Rome and the Enemy: Imperial Strategy in the Principate (1999) by Susan P. Mattern

By the end of the second century AD, Rome held political sway over much of the civilized world. In some places, such as northern Britain or eastern Europe, the limits of the empire were clearly demarcated by defensive walls or natural boundaries like rivers. In most places, however, Roman authority simply stretched on amorphously into the distance. How did this far-flung, multifaceted, yet coherent empire come into being? Was there any logical policy that welded everything together? Specifically, what does classical literature tells us about Roman views on war and peace? That is the question that Susan Mattern seeks to answer in “Rome and the Enemy: Imperial Strategy in the Principate.”

The Roman Empire may have been vast and complicated, but the Roman national security and foreign policy apparatus were not. There was no national security council for making strategic policy decisions; no intelligence agencies for assessing threats; there weren’t even reliable maps for understanding the geography of military theaters of operations. “They pictured a schematic, oval-shaped world, formed by zones of bitter frost and scorching heat, surrounded by the ancient, impassable ocean and inhabited at its edged by primitive, exotic, sometimes mythical people.” Those from the north were thought to be tougher and more belligerent, stereotyped in the literary sources as “nomadic, fierce, cruel, treacherous, disorganized in battle, drunken, greedy for plunder, lacking in discipline.” Meanwhile, those from milder climates were viewed as effete, docile, and more civilized. Beyond was terra incognita, an “outer limit…alien and unknown but within reach.”

Mattern stresses that all decision-making authority was vested in one man, the emperor, who might rely on a select inner circle of friends when making critical decisions of war and peace. He personally directed an army of 28 legions numbering perhaps 150,000 well-trained soldiers with a similar number of auxiliary troops supplied by the empire’s allies. “The army of empire, then, was not especially large,” Mattern writes, “and warfare on two fronts posed a dangerous problem.” So what then was the emperor’s strategy for maintaining, and possibly growing, the empire with such limited resources, both manpower and imperial infrastructure? Mattern claims that for the Romans everything came down to image – “the image of the force it could wield and on its apparent willingness to use that force at whatever cost.” Thus, the author maintains, Roman policy worked mainly on a psychological level; “it was a strategy of deterrence by terror.”

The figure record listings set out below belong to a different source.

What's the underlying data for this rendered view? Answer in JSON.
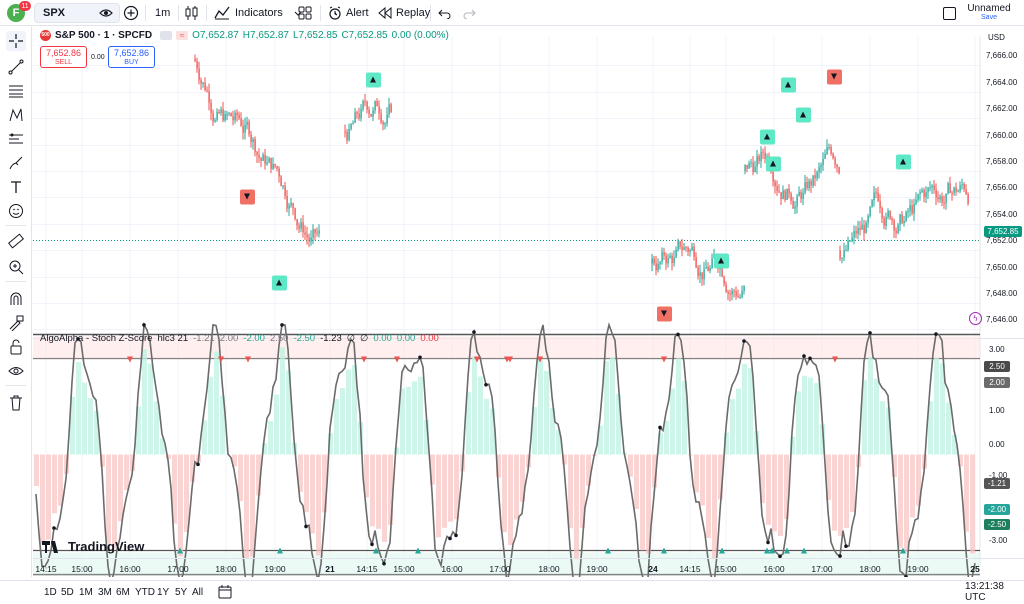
{
  "topbar": {
    "avatar_letter": "F",
    "avatar_badge": "11",
    "symbol": "SPX",
    "interval": "1m",
    "indicators_label": "Indicators",
    "alert_label": "Alert",
    "replay_label": "Replay",
    "layout_name": "Unnamed",
    "layout_status": "Save"
  },
  "legend": {
    "symbol_title": "S&P 500 · 1 · SPCFD",
    "open": "O7,652.87",
    "high": "H7,652.87",
    "low": "L7,652.85",
    "close": "C7,652.85",
    "change": "0.00 (0.00%)",
    "sell_price": "7,652.86",
    "sell_label": "SELL",
    "spread": "0.00",
    "buy_price": "7,652.86",
    "buy_label": "BUY"
  },
  "indicator": {
    "name": "AlgoAlpha - Stoch Z-Score",
    "params": "hlc3 21",
    "v1": "-1.21",
    "v2": "2.00",
    "v3": "-2.00",
    "v4": "2.50",
    "v5": "-2.50",
    "v6": "-1.23",
    "v7": "∅",
    "v8": "∅",
    "v9": "0.00",
    "v10": "0.00",
    "v11": "0.00"
  },
  "price_axis": {
    "currency": "USD",
    "ticks": [
      "7,666.00",
      "7,664.00",
      "7,662.00",
      "7,660.00",
      "7,658.00",
      "7,656.00",
      "7,654.00",
      "7,652.00",
      "7,650.00",
      "7,648.00",
      "7,646.00"
    ],
    "last_price": "7,652.85"
  },
  "osc_axis": {
    "ticks": [
      "3.00",
      "2.00",
      "1.00",
      "0.00",
      "-1.00",
      "-3.00"
    ],
    "badges": [
      "2.50",
      "2.00",
      "-1.21",
      "-2.00",
      "-2.50"
    ]
  },
  "time_axis": [
    "14:15",
    "15:00",
    "16:00",
    "17:00",
    "18:00",
    "19:00",
    "21",
    "14:15",
    "15:00",
    "16:00",
    "17:00",
    "18:00",
    "19:00",
    "24",
    "14:15",
    "15:00",
    "16:00",
    "17:00",
    "18:00",
    "19:00",
    "25"
  ],
  "periods": [
    "1D",
    "5D",
    "1M",
    "3M",
    "6M",
    "YTD",
    "1Y",
    "5Y",
    "All"
  ],
  "clock": "13:21:38 UTC",
  "watermark": "TradingView",
  "colors": {
    "up": "#26a69a",
    "down": "#ef5350",
    "buy_signal": "#5ee8c6",
    "sell_signal": "#f07066",
    "accent": "#2962ff"
  },
  "icons": [
    "crosshair-icon",
    "trend-line-icon",
    "fib-icon",
    "pattern-icon",
    "projection-icon",
    "brush-icon",
    "text-icon",
    "emoji-icon",
    "ruler-icon",
    "zoom-icon",
    "magnet-icon",
    "lock-drawing-icon",
    "lock-icon",
    "eye-icon",
    "trash-icon"
  ]
}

“As a state, Romans behaved like Homeric heroes, Mafia gangsters, or individuals in any society based on violent competition for honor and respect.” Deference from the enemy was a critical goal of Roman foreign policy. They held a close link between Roman dignity – or the appearance of greatness – and its security. “Any military defeat, breach of treaty, or revolt should be paid vigorously and aggressively with invasion, conquest, and humiliation,” she writes. Policy, therefore, was built around the need to repress what the Romans called “superbia,” arrogance or brazen effrontery by the enemy; to avenge “iniuriae,” any perceived injustice committed by the enemy; and above all the need to maintain “decus,” or what we may today call “saving face.” “It was on these things that, as they believed, their security depended; it was for these things that they fought.”

Personal glory and fortune may also come from military conquest, but they were not sufficiently “just” causes for waging unprovoked wars of conquest. Mattern notes that the pace of conquest under the Principate slowed compared to that of the late Republic mainly because the emperor needed to control the prestige associated with victory. There could only be one major campaign at any one time because all military glory must redound to one man, the emperor. Greed and glory, therefore, were plausible, though not exactly respectable, causes for war. “[Roman] policy depended on perceived and acknowledged military superiority, on the terror and awe of the enemy; and if this imaged was challenged by invasion, defeat, or revolt, the Romans reasserted it with the maximum possible punishment and ferocity.”

Mattern’s thesis tracks closely with that elucidated by Edward Luttwak in “The Grand Strategy of the Roman Empire: From the First Century A.D. to the Third,” particularly what he calls the first phase of empire, the Julio-Claudian system of “Client States and Mobile Armies” (from Augustus to Nero, 31BC to 68AD) that was marked by a thoughtful and rather nuanced economy of force in a hegemonic empire system.

In closing, Mattern patches together a plausible story for how the Roman Empire of the first and second centuries was managed and defended. “Rome and the Enemy” is a short, but dense monograph that may be a bit too detailed for the typical lay reader. For anyone with a keen interest in the Roman Empire or in imperial strategy, however, it is “must read.”